While enjoying our raucous weekend hiking, swimming, singing and drinking with friends in Boa Esperança we were in immediate proximity to a family mourning the loss of one of their most precious assets. In a little house a few doors down the road from where we were staying was a family holding vigil over their dying bull.
We had seen the eldest son walking the enormous animal from their yard to a grassy area in the shade, hoping it would eat. It looked sluggish, even to my untrained eye. The huge black animal looked like it was wading through mud even on the clean dirt road.
A conversation with the father revealed they feared the worst. Outside of their home, the bull was certainly the most valuable of family resources. They had spent nearly R$500 with the vet to try and save it. Money they surely did not have to spare except in an emergency. But still they were unclear of what ailed the giant and if it would even live through the night.

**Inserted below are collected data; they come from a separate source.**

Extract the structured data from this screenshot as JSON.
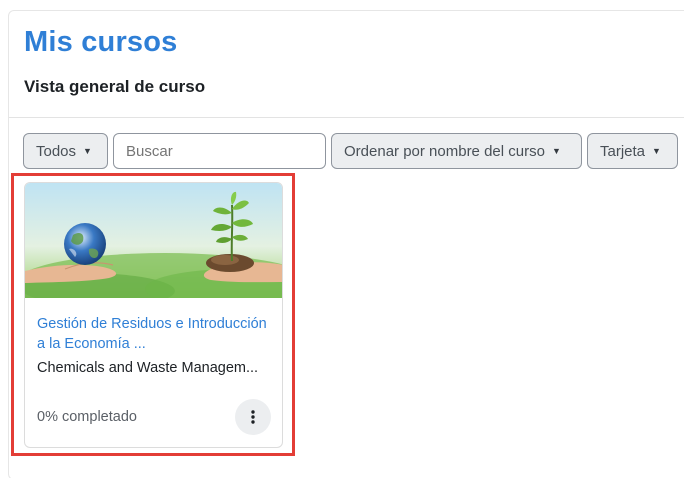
{
  "header": {
    "title": "Mis cursos",
    "subtitle": "Vista general de curso"
  },
  "filters": {
    "grouping_label": "Todos",
    "search_placeholder": "Buscar",
    "sort_label": "Ordenar por nombre del curso",
    "view_label": "Tarjeta"
  },
  "course_card": {
    "title": "Gestión de Residuos e Introducción a la Economía ...",
    "category": "Chemicals and Waste Managem...",
    "progress_text": "0% completado",
    "progress_percent": 0,
    "menu_icon": "kebab-vertical-icon"
  },
  "colors": {
    "accent": "#2f7fd6",
    "highlight": "#e33d36"
  }
}
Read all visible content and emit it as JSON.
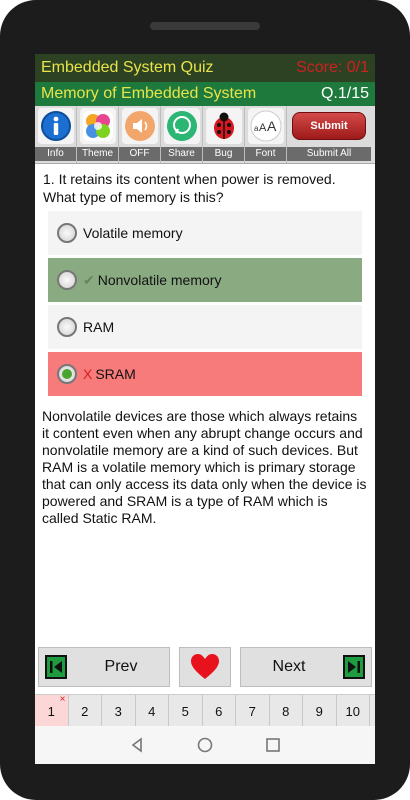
{
  "header": {
    "title": "Embedded System Quiz",
    "score": "Score: 0/1",
    "subtitle": "Memory of Embedded System",
    "question_number": "Q.1/15"
  },
  "toolbar": {
    "items": [
      {
        "label": "Info",
        "icon": "info-icon"
      },
      {
        "label": "Theme",
        "icon": "theme-icon"
      },
      {
        "label": "OFF",
        "icon": "sound-off-icon"
      },
      {
        "label": "Share",
        "icon": "share-icon"
      },
      {
        "label": "Bug",
        "icon": "bug-icon"
      },
      {
        "label": "Font",
        "icon": "font-icon"
      }
    ],
    "submit_button": "Submit",
    "submit_label": "Submit All"
  },
  "question": {
    "text": "1. It retains its content when power is removed. What type of memory is this?"
  },
  "options": [
    {
      "text": "Volatile memory",
      "state": "neutral",
      "mark": ""
    },
    {
      "text": "Nonvolatile memory",
      "state": "correct",
      "mark": "✔"
    },
    {
      "text": "RAM",
      "state": "neutral",
      "mark": ""
    },
    {
      "text": "SRAM",
      "state": "wrong",
      "mark": "X",
      "selected": true
    }
  ],
  "explanation": "Nonvolatile devices are those which always retains it content even when any abrupt change occurs and nonvolatile memory are a kind of such devices. But RAM is a volatile memory which is primary storage that can only access its data only when the device is powered and SRAM is a type of RAM which is called Static RAM.",
  "nav": {
    "prev": "Prev",
    "next": "Next"
  },
  "pages": {
    "numbers": [
      "1",
      "2",
      "3",
      "4",
      "5",
      "6",
      "7",
      "8",
      "9",
      "10"
    ],
    "current": "1",
    "wrong_marker": "×"
  },
  "colors": {
    "header_dark": "#2c4222",
    "header_green": "#1e7a3c",
    "title_yellow": "#e8e34a",
    "score_red": "#d02020",
    "correct_bg": "#8aab82",
    "wrong_bg": "#f77b7b",
    "submit_red": "#b32020"
  }
}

Three generations of this family stood around the yard in silence, arms crossed, fearing what was to be the inevitable. I felt conspicuous in our weekend revelry within earshot of this worried family. They were likely recalling the advantages the bull had brought them, and fearing the absence of its contributions in the future. This family was about to shift into precarious mode.
The next morning the shy son we had seen walking the bull confirmed it had died. All was quiet at their house. Because they did not know what had caused the animal to die, they were not able to consume or sell its meat. It was to be buried.
“Where do you bury a massive bull?” I asked Luiz. Without missing a beat he replied “Very close to where it died.”
[Neither of the animals pictured are the (more enormous) one referred to in this post. I just couldn't photograph the boy and the bull, so these guys were photographed further down the road.]